Der Bauingenieur Mike Schlaich hat mit seinen Mitarbeitern an der TU Berlin den Werkstoff entwickelt, der mit der Betonoase in Berlin-Lichtenberg zum ersten Mal an einem öffentlichen Gebäude zum Einsatz kam: Infraleichtbeton. Der Hochleistungsbeton ist leichter als Wasser und trägt und dämmt zugleich. Für das Jahrbuch Ingenieurbaukunst 2020 hat Mike Schaich einen Beitrag zum Infraleichtbeton verfasst. Beim Symposium Ingenieurbaukunst – Design for Construction wird Mike Schlaich zusammen mit Sven Plieninger (sbp) Infraleichtbeton vorstellen und auch auf die Betonoase eingehen.

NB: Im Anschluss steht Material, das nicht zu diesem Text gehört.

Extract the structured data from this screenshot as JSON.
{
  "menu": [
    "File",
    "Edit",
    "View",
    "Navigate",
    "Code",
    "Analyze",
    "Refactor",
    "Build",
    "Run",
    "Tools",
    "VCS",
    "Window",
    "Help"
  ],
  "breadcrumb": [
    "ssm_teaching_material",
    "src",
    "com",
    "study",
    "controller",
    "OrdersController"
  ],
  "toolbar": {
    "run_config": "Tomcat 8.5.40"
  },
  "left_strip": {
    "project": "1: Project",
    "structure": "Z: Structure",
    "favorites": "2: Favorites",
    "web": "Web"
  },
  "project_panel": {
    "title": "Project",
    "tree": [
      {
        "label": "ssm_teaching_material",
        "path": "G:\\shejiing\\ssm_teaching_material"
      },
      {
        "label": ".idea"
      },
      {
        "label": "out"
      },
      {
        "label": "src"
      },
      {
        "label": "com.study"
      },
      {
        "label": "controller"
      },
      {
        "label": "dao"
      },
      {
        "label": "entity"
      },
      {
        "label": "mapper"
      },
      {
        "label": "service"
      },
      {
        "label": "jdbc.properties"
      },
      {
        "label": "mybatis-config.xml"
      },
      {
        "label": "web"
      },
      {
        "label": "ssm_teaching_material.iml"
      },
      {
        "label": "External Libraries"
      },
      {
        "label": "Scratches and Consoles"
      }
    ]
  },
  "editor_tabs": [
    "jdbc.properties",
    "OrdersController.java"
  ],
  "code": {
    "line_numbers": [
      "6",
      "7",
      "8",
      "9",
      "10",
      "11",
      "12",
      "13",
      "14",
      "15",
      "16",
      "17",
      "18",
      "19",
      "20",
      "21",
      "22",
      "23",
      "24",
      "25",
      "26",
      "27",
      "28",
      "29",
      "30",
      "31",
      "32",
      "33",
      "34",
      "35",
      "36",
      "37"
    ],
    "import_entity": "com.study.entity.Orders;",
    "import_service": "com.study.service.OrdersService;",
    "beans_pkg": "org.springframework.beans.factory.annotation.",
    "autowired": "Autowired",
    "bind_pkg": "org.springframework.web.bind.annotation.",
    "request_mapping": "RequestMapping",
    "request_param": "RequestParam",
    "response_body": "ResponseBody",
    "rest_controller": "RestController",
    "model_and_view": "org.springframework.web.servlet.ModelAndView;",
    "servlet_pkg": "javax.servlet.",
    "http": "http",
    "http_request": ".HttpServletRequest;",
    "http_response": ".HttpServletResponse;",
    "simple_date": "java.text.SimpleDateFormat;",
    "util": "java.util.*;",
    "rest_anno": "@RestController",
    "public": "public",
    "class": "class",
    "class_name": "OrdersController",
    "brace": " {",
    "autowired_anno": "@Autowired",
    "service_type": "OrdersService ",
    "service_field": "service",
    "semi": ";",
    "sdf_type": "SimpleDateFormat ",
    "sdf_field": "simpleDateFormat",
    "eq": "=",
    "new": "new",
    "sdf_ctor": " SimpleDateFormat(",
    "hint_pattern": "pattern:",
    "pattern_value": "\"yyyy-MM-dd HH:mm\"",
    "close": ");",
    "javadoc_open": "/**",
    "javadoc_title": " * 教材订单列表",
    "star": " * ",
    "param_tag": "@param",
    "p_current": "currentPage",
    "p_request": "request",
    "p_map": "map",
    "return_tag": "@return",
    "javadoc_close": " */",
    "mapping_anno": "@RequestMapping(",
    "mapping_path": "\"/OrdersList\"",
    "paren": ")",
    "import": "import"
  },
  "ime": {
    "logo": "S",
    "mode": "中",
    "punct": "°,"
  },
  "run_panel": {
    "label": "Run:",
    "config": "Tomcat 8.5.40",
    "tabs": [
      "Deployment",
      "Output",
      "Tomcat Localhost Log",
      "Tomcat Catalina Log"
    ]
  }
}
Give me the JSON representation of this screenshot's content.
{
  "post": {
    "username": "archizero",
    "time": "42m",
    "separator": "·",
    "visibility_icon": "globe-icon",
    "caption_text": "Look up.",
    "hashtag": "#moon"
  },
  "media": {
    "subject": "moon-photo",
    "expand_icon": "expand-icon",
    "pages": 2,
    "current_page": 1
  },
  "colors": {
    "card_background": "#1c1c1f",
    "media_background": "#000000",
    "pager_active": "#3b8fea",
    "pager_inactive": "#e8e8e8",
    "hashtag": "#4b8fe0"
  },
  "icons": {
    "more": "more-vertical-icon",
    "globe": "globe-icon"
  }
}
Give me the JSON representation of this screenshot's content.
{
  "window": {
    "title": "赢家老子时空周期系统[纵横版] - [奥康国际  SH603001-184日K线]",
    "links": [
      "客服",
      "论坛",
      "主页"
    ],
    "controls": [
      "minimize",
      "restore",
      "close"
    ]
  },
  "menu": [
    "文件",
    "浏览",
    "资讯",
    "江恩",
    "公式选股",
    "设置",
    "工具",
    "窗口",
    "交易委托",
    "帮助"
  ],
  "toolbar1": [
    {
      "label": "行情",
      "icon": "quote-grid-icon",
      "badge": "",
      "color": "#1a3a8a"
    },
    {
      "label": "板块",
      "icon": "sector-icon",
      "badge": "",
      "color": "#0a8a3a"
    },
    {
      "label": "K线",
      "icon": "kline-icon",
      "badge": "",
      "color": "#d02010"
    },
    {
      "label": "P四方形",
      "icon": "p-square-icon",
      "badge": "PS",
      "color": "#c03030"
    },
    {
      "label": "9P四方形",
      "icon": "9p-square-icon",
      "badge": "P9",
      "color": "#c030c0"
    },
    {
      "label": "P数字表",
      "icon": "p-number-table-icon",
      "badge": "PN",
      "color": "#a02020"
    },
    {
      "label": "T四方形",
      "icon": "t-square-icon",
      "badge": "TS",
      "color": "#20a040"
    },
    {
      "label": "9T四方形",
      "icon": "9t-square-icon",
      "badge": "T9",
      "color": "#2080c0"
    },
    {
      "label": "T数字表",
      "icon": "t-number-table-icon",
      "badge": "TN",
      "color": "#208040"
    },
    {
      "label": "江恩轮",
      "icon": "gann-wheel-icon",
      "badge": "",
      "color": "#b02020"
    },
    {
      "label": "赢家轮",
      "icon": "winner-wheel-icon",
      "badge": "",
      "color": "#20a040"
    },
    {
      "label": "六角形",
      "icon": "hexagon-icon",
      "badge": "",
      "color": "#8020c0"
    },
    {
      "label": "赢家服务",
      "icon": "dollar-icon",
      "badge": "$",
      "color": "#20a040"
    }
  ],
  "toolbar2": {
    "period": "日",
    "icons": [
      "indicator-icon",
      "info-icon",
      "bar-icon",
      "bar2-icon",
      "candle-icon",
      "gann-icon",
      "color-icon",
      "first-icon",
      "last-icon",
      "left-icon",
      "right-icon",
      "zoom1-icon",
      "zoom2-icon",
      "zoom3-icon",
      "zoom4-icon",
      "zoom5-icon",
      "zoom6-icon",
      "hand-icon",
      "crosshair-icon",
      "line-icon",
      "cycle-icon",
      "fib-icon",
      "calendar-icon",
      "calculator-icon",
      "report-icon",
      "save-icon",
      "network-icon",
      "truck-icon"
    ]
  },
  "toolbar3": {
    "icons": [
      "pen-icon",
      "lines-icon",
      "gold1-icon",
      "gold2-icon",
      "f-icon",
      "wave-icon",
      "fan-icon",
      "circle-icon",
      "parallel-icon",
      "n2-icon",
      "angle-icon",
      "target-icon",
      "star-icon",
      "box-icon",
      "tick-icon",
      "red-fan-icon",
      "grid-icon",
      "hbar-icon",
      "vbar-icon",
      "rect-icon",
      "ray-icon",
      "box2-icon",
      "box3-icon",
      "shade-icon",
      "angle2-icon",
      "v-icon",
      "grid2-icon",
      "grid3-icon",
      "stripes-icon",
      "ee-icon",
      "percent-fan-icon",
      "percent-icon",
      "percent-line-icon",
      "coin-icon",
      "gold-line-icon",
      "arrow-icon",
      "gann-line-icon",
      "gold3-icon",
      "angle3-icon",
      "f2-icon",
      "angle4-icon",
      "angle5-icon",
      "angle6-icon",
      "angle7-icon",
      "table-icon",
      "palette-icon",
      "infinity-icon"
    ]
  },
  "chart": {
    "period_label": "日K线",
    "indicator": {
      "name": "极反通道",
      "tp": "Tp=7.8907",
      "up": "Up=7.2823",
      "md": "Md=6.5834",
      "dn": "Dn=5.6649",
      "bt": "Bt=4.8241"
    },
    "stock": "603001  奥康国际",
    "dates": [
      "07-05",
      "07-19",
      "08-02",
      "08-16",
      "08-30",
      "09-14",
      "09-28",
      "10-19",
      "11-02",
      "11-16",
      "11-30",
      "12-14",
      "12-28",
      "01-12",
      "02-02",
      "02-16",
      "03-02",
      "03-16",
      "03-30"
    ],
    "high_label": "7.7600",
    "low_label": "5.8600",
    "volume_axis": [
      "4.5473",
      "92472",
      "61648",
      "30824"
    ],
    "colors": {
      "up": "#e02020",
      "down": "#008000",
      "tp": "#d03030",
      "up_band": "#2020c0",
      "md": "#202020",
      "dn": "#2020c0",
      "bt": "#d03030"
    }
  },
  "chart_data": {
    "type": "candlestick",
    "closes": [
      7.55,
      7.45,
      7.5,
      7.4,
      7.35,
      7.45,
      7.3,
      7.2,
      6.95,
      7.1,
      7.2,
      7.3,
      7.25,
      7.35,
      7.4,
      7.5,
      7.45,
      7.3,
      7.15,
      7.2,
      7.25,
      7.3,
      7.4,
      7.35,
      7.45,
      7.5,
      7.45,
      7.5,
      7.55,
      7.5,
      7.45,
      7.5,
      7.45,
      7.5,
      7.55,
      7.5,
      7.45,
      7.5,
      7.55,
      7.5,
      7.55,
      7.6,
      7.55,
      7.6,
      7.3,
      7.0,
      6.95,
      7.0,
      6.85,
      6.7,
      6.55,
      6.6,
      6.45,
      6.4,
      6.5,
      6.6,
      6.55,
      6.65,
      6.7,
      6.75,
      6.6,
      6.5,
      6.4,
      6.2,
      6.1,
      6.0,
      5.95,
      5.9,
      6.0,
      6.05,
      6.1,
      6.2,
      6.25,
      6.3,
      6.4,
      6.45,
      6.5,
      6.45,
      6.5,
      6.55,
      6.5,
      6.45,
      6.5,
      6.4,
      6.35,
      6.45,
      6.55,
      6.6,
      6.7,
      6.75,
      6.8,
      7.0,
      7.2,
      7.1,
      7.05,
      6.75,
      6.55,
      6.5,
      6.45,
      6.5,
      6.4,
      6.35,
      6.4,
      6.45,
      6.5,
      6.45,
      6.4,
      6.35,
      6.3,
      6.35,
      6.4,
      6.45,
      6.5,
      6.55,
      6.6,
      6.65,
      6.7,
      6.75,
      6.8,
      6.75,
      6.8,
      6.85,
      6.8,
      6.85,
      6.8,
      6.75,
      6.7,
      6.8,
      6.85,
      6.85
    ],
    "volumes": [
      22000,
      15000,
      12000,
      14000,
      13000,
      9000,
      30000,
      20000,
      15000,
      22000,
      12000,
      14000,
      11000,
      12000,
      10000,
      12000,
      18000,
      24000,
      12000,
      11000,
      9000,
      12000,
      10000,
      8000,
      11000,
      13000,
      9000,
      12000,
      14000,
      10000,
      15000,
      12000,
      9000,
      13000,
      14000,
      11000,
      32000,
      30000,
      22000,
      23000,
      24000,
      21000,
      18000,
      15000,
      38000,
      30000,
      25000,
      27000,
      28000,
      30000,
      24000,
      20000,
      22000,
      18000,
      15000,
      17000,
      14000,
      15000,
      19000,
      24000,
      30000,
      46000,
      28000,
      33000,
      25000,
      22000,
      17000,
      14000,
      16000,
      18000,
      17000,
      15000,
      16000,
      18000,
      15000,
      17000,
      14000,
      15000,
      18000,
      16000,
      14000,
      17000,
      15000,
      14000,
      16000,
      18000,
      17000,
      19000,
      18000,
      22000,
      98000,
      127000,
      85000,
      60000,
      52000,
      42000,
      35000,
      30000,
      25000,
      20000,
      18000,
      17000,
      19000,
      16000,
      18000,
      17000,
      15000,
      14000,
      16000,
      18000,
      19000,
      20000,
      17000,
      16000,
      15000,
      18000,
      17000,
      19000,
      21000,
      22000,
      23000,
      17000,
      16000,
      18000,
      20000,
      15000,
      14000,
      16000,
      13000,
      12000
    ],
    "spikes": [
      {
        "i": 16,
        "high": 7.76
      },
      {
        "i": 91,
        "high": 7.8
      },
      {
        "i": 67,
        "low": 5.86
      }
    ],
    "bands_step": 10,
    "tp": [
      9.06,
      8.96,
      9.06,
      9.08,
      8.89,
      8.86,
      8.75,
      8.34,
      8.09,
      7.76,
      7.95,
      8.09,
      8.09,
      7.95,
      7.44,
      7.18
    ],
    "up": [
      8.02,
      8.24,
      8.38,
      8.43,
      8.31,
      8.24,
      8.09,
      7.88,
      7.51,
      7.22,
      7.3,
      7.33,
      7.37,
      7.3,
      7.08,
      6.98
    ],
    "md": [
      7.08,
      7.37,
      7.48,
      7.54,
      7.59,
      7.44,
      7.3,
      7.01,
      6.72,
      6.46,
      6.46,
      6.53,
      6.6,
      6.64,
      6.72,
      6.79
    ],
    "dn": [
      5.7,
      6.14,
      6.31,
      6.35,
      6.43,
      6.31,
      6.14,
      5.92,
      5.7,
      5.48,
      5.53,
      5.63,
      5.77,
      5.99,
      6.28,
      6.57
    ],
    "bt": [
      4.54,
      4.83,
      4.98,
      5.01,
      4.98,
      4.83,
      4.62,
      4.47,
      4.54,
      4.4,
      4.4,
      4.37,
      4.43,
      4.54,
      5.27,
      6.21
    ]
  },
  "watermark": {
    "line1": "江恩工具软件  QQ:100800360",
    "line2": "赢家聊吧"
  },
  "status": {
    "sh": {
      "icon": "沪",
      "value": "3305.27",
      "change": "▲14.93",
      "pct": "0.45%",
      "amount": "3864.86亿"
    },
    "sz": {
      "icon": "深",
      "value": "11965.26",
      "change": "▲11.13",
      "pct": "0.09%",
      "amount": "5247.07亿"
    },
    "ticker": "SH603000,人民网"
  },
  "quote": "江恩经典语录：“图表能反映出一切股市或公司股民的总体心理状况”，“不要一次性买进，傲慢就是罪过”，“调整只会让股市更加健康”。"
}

Josepha Landes von der Bauwelt hat mit Mike Schlaich über Infraleichtbeton gesprochen:
Welche Themen umfasst Ihr Forschungsbereich an der TU Berlin?
An meinem Lehrstuhl befassen wir uns mit Entwerfen und Konstruieren von Tragwerken und sind dabei werkstoffübergreifend aufgestellt. Es ist eher ungewöhnlich, dass wir drei Professuren zum Entwerfen und Konstruieren haben. Normalerweise gibt es an den Universitäten Professuren für Massivbau, Stahlbau und Holzbau. Wir sind konstruktive Ingenieure, lehren das Konzipieren, das Berechnen und das Durchkonstruieren von Tragwerken. Die Studenten machen bei uns werkstoffübergreifend Entwürfe – wie bei den Architekten, und wir arbeiten auch mit ihnen zusammen.
Darüber hinaus entwickeln Sie neue Baustoffe.
Wir forschen zum Beispiel seit über zehn Jahren zu Infraleichtbeton. Wir sind der Meinung, dass dieser Werkstoff eine Alternative zum klassischen Sichtbeton ist.
Hatten Sie historische oder andere Vorbilder für den Leichtbeton?
Leichtbetone gibt es schon seit den Römern, das Pantheon ist aus Leichtbeton. In den 1960er Jahren wurden damit die Marina Towers in Chicago gebaut. Auch Gruber + Popp Architekten haben schon früher mit Leichtbeton gearbeitet: die Tramhaltestelle am Berliner Hauptbahnhof ist aus Leichtbeton. Wir sind inspiriert worden von den Schweizern, dort werden schon seit Längerem alle möglichen Häuser aus Leichtbeton gebaut.
Gibt es vergleichbare Forschungen?
Auf dem Feld des Leichtbetons gibt es schon viele, etwa in der Schweiz wie gesagt, aber ich würde sagen, mit Infraleichtbeton sind wir führend.
Welche Eigenschaften zeichnen Infraleichtbeton aus?
Infraleichtbeton ist eine tragende Wärmedämmung. Das erreicht man durch Zuschläge, die ihn leichter als leicht machen – also infraleicht – und mit einer Dichte von weniger als 800kg/m³ noch unterhalb von Leichtbeton ansiedeln. So leicht und so porös, wie der Stoff ist, erfüllt er die EnEV. Mit einer 50 Zentimeter dicken Wand aus Infraleichtbeton lässt sich Passivhausstandard erreichen.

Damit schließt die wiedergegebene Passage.